Janka

After mama died of TB, there were just three of us left. Heniek, Marysia and me. Twelve, eleven and thirteen. I think. They kept changing our ages, so I can't be sure. The twins had died before mama. Tata had disappeared at the station, somewhere in the Urals. He was lost to us, lost or dead.
The villagers chased us away, then, saying "you have no father, you have no mother, you are nothing. Go away. Don't come back".
That rejection has stayed with me all my life. All my life. Rejected. Not wanted. I can be in a crowd of people, and always feel all alone. In the orphanage in Africa, too, the supervisor told me "it would have been better if you died in Russia." Rejection, and being pushed away. All my life, and I'm 83 now.

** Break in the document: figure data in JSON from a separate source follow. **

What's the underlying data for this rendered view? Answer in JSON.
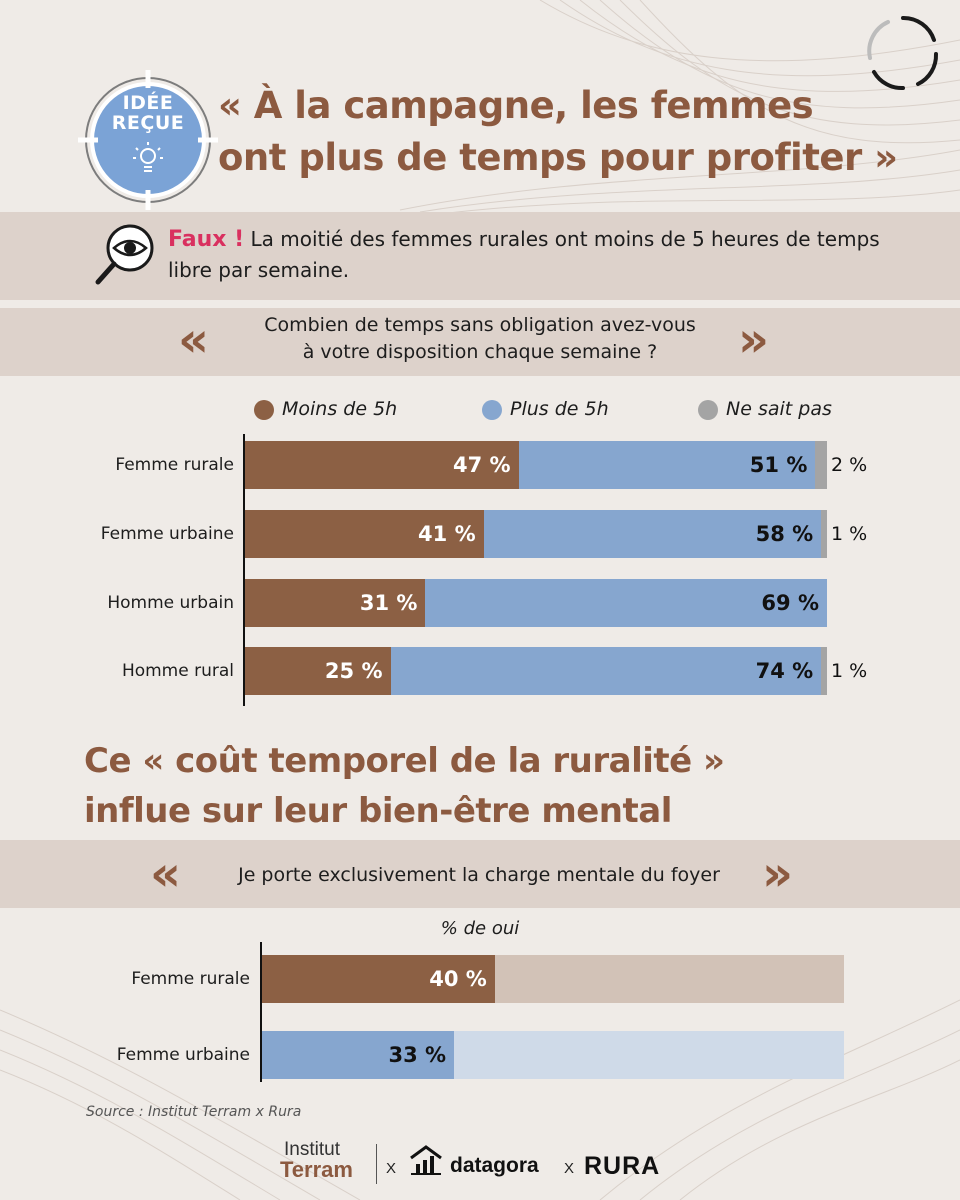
{
  "header": {
    "badge_line1": "IDÉE",
    "badge_line2": "REÇUE",
    "title_line1": "« À la campagne, les femmes",
    "title_line2": "ont plus de temps pour profiter »"
  },
  "finding": {
    "label": "Faux !",
    "text": "La moitié des femmes rurales ont moins de 5 heures de temps libre par semaine."
  },
  "question1": {
    "line1": "Combien de temps sans obligation avez-vous",
    "line2": "à votre disposition chaque semaine ?"
  },
  "colors": {
    "brown": "#8c6044",
    "blue": "#86a6cf",
    "gray": "#a4a4a4",
    "brown_light": "#d2c2b7",
    "blue_light": "#cfdae8",
    "title_brown": "#8c5a40",
    "alert_red": "#d9305f"
  },
  "chart_data": [
    {
      "type": "bar",
      "orientation": "horizontal",
      "stacked": true,
      "categories": [
        "Femme rurale",
        "Femme urbaine",
        "Homme urbain",
        "Homme rural"
      ],
      "series": [
        {
          "name": "Moins de 5h",
          "values": [
            47,
            41,
            31,
            25
          ],
          "labels": [
            "47 %",
            "41 %",
            "31 %",
            "25 %"
          ]
        },
        {
          "name": "Plus de 5h",
          "values": [
            51,
            58,
            69,
            74
          ],
          "labels": [
            "51 %",
            "58 %",
            "69 %",
            "74 %"
          ]
        },
        {
          "name": "Ne sait pas",
          "values": [
            2,
            1,
            0,
            1
          ],
          "labels": [
            "2 %",
            "1 %",
            "",
            "1 %"
          ]
        }
      ],
      "xlim": [
        0,
        100
      ]
    },
    {
      "type": "bar",
      "orientation": "horizontal",
      "title": "% de oui",
      "categories": [
        "Femme rurale",
        "Femme urbaine"
      ],
      "values": [
        40,
        33
      ],
      "labels": [
        "40 %",
        "33 %"
      ],
      "xlim": [
        0,
        100
      ]
    }
  ],
  "section2": {
    "title_line1": "Ce « coût temporel de la ruralité »",
    "title_line2": "influe sur leur bien-être mental"
  },
  "question2": {
    "text": "Je porte exclusivement la charge mentale du foyer"
  },
  "source": "Source : Institut Terram x Rura",
  "footer": {
    "logo1_line1": "Institut",
    "logo1_line2": "Terram",
    "sep1": "X",
    "logo2": "datagora",
    "sep2": "X",
    "logo3": "RURA"
  }
}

We walked away from the village. The sun was setting. We sat on the side of the dirt road. Leaving Romitan. I think that was Uzbekhistan, but I can't say for sure. Everything gets mixed up. I said to Heniek, as the sun went down, " what will we do, Heniek? What will happen to us now?". We talked of giving ourselves to a Russian orphanage. I know, now, that that would have been a death sentence for us all. A Polish soldier walked past us. He walked past, and did a double take, and came back to us. "what? Polish children? Here?"
He took us to the Polish orphanage in exile, attached to Anders army. We owe him our lives. I'm 83, Marysia is 81 now. Seventy years since then. Seventy!!
Seventy years of living. Only poor Heniek didn't last the year. Seventy years. I know how lucky I've been. Still, I remember as if it were yesterday, being pushed away, rejected, pushed away and not wanted, pushed away to die.